More pervasive and potentially more impactful, however, the data used to train AI models contain bias. Amazon notably scrapped an AI project to assist with hiring after it was discovered that it interpreted gender skews in previous hiring pools to penalize female candidates. While Amazon says it never put this technology into practice, a memo leaked in 2022 suggests the company may soon try again. COMPAS, a software advertised to predict the risk of criminal recidivism, has been found to produce elevated risk scores for Black individuals. In several documented cases, judges and parole boards relied on risk scores to determine sentencing or parole decisions despite other factors that seemingly pointed in a different direction.
Moving beyond recognition
In recent years, many of us have become more aware of our implicit biases. We have worked to better understand these, identify their potential harm, and overcome them. Calls for increased transparency and regulation have aimed to prevent the effects of these biases from continuing, including in areas like hiring and criminal justice. As the previous examples demonstrate, simply replacing human decision-makers with AI doesn’t solve the problem. Just as we must investigate our own harmful biases and work to correct them, we must do the same with AI.

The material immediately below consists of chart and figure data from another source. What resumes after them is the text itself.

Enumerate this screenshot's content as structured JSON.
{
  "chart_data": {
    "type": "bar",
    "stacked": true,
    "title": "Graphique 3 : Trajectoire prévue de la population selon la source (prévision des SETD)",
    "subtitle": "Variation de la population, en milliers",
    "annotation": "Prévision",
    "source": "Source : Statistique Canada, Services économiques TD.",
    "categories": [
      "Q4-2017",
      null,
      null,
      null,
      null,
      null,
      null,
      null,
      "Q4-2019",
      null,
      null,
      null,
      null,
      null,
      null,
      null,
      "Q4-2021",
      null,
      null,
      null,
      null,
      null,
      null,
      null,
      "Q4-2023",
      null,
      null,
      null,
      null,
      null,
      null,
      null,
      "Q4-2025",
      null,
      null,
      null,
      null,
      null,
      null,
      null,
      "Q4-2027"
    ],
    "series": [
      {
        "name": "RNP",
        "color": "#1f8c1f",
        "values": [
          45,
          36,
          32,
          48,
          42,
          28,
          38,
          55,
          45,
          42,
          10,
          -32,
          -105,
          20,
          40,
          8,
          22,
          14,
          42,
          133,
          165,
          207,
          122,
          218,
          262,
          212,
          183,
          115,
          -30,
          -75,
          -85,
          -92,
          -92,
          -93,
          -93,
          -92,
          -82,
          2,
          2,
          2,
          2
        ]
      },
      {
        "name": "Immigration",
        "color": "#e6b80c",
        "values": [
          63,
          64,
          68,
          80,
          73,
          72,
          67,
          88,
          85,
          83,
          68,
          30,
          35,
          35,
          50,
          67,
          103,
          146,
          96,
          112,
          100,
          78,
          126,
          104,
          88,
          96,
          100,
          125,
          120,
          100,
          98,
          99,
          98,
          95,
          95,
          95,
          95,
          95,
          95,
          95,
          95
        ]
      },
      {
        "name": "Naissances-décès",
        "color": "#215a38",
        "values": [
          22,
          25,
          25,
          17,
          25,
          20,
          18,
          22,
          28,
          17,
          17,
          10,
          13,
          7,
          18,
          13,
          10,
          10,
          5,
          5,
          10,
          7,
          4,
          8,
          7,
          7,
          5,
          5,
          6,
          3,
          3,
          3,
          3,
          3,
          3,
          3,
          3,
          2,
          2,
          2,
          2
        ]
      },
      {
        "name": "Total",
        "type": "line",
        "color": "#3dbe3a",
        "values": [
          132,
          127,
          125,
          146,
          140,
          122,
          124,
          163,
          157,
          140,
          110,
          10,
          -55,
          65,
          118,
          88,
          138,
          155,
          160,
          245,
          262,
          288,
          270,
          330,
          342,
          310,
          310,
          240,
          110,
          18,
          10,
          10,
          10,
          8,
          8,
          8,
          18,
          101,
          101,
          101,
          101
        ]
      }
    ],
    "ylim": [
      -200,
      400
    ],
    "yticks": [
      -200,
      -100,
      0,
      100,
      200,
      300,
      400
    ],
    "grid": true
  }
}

As users of AI, the following questions can help us promote the development of more ethical tools and ensure we use AI more responsibly. While these can’t be fully answered in many circumstances today, normalizing a more skeptical approach to AI can encourage tech developers and regulators to ask these questions as well.
What model/technology is being used? Is the provider transparent about the source of the AI?
Is there an incentive for the developer/provider if this AI demonstrates a certain bias? If so, would that bias potentially conflict with my own goals or ethics?
How representative is the content used to train this AI? Does the body of content reflect existing biases I wish to avoid?
Does the result align with other sources, similar cases, or my expectation? If not, is it likely because the AI has properly considered something else or because it’s biased against another outcome?
What are the risks associated with using the output of this AI? Am I comfortable using it based on the information I have?